The most recent phenomenon involves an aid worker from the International Rescue Committee who was killed Tuesday night by his own relative in Unity State’s Panyijar County. The unnamed local worker is said to be on his way home from a video hall he owned in Nyal when he was attacked according to Colonel William Gatjiek Mabor, the County Commissioner.
Carol Sekyewe, IRC’s country director for South Sudan, said though the assailants had no intention against the organization, attacks against aid workers were not welcomed.
“It makes it very difficult for us to work when humanitarian workers are attacked and killed. The initial analysis does not show [the assailant] was directly against IRC, but still, the aid worker was our colleague and we all feel the pain of his loss. He was doing a lot for nutrition for a lot of people in Nyal,” Sekyewe said.
In May, Dr. Louis Edward Saleh was found dead in Ganyiel Payam of Panyijar County, where he was serving in the only medical clinic in the area. A forensic report released by the government said Saleh bled to death from several cuts on his neck and other stab wounds.
Members of the local community sunk deep into misery after IRC pulled out in protest. Mabor pleads with the organization to resume operation for the sake of the vulnerable members of the community.

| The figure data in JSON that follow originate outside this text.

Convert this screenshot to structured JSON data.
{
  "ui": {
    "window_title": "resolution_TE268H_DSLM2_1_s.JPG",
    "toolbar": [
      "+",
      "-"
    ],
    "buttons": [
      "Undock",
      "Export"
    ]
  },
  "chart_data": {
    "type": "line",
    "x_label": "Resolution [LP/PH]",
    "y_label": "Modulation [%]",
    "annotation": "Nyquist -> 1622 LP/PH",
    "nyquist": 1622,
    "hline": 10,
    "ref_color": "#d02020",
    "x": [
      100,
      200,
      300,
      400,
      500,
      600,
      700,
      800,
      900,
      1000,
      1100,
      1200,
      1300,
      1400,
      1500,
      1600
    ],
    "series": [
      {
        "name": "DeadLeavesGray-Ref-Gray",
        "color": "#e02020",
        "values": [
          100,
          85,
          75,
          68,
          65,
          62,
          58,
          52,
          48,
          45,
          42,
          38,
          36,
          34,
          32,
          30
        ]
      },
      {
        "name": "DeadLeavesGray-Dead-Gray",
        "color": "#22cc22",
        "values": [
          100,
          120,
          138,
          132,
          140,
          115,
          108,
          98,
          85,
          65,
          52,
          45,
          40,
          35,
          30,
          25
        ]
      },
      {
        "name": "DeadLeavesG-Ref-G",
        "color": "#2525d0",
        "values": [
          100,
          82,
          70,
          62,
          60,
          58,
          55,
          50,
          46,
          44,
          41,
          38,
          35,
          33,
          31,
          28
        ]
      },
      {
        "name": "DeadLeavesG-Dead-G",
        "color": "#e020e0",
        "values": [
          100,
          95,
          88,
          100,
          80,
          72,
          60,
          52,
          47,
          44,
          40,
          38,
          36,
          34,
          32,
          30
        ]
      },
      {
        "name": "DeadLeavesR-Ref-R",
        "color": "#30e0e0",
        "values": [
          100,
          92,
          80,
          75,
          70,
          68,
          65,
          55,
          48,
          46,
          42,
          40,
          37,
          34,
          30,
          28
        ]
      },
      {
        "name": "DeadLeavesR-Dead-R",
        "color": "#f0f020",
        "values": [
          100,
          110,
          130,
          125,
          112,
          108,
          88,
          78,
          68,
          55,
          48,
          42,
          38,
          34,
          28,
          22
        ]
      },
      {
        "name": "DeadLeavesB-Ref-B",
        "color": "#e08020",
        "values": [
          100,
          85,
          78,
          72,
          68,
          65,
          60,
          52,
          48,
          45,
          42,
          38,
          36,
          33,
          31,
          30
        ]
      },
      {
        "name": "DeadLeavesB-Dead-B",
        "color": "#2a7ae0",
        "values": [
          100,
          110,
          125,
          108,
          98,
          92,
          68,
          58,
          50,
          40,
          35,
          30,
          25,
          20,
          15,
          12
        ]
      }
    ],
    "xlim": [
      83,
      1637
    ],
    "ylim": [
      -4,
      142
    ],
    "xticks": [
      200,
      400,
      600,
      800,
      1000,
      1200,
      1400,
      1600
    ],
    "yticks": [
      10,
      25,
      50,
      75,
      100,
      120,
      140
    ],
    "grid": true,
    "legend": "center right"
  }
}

“They are dying every day and that is why I want NGOs to ask for their protection, not because they don’t have the right to pull out. They have rights, but I need them to ask for their protection and then serve the innocent people. Panyijar people are not wild animals, they are human beings,” Mabor told the media.
In early June, VOA reported that two workers with the Italian Charity Doctors with Africa were killed when their convoy was ambushed in a village about 64 kilometers from Rumbek in troubled Lakes state.
The country representative says while the government was working to stamp out attacks against aid workers, there was a need for the State to double its efforts.
“In South Sudan in general there is a problem of security of humanitarian workers, and I have discussed this at many levels with the government. We are here to work together with the government and people of South Sudan, but it is essential for us to also be protected. You cannot attack the people who are here to protect,” he said.